O medo, a inquietação e/ou o sinistro são frutos do recalcado: desejos sexuais voltados para figura materna, ódio assassino voltado para figura paterna, angústia de castração, culpa, fantasias arcaicas, a atuação da pulsão de morte que visa o retorno ao inorgânico dentre outras. A explicação do por que estes rastros emocionais surgem em forma terrorífica é sublime - Freud recorre a crenças primitivas de épocas remotas onde os humanos acreditavam viver em um mundo povoado por espíritos, os objetos possuíam vida e a magia era algo corriqueiro. Tais crenças seriam alimentadas pelo pensamento onipotente e pela super valorização narcizica do indivíduo perdurando por eras até ficarem gravados em nosso inconsciente. Retornando ao medo do escuro: sabemos que tudo aquilo o que foi recalcado visa retornar a consciência assim os conteúdos inconcebíveis valem-se desta herança para emergirem.
Talvez o que mais tenha chamado minha atenção no artigo foi seu nome "O Estranho" ou no original "Das Unheimliche". Tal a importância do nome que Freud detalha o termo e suas conotações em diversos idiomas a partir de um dicionário de fraseologia, constatando que todos os idiomas ali presentes possuem um nome para esta inquietação.
O representante da língua portuguesa "estranho" é muito bom significando sinistro ou inquietante, mas sua conotação deixa a desejar ao comparar-se com "Das Unheimliche" subentendendo-se apenas como "algo" de proveniência indeterminada.
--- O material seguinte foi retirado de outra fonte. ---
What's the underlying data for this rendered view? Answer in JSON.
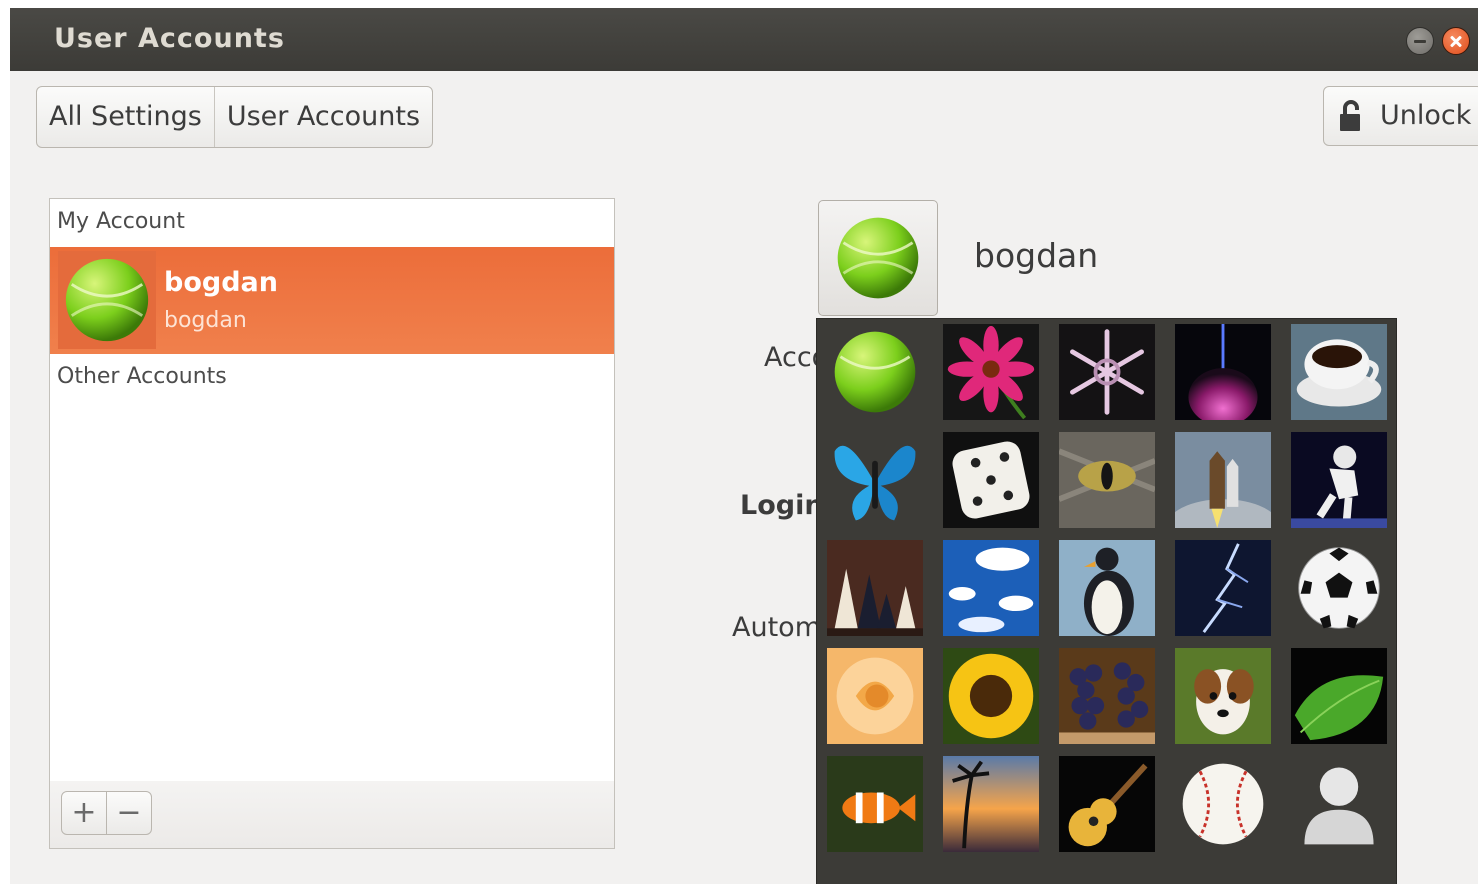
{
  "window": {
    "title": "User Accounts"
  },
  "breadcrumb": [
    "All Settings",
    "User Accounts"
  ],
  "unlock_label": "Unlock",
  "accounts": {
    "my_account_header": "My Account",
    "selected": {
      "name": "bogdan",
      "username": "bogdan"
    },
    "other_accounts_header": "Other Accounts",
    "add_label": "+",
    "remove_label": "−"
  },
  "details": {
    "user_name": "bogdan",
    "labels": {
      "account": "Acco",
      "login": "Login",
      "auto": "Autom"
    }
  },
  "avatar_picker": {
    "icons": [
      "tennis-ball",
      "flower",
      "snowflake",
      "plasma",
      "coffee",
      "butterfly",
      "dice",
      "cat-eye",
      "space-shuttle",
      "astronaut",
      "chess",
      "clouds",
      "penguin",
      "lightning",
      "soccer-ball",
      "rose",
      "sunflower",
      "grapes",
      "puppy",
      "leaf",
      "clownfish",
      "sunset",
      "guitar",
      "baseball",
      "default-user"
    ]
  },
  "colors": {
    "accent": "#ee7340",
    "titlebar": "#3c3b37",
    "picker_bg": "#3c3b37"
  }
}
Vejamos a construção do substantivo Das Unheimliche, diga-se de passagem é fascinante, ele deriva-se de Heimlich que significa familiar ou conhecido, ao receber o prefixo "Un" ele torna-se uma negativa. O assustador, macabro ou sinistro nega o que que é familiar e conhecido. Suas conotações são ainda mais amplas: nos deixa indefesos; não se sabe quando chega; de proveniência indeterminada; se arma em torno de nós; proximidade e insidiosa/súbito. E não são estas as sensações que temos ao assistir um bom filme de terror ou ao lermos um conto de Edgar Allan Poe?
Referências:
Freud, S. (1919) O Estranho. Edição eletrônica. 2002.
Hanns, L. Dicionário Comentado do Alemão de Freud, Imago. 1996.

Um comentário:

  1. Em qualquer filme busco essa dose de abstração que me captura para o invisível, ao que não é dito, experimentação única com o despertar de sensações novas. A arte sensorial me seduz mais que a cerebral e esse despertar pode vir com a sensação de estranhamento face nossa própria rotina. O que nos cerca e nos é familiar não resiste ao olhar detalhado, essa sensação de estranhamento é sempre libertária.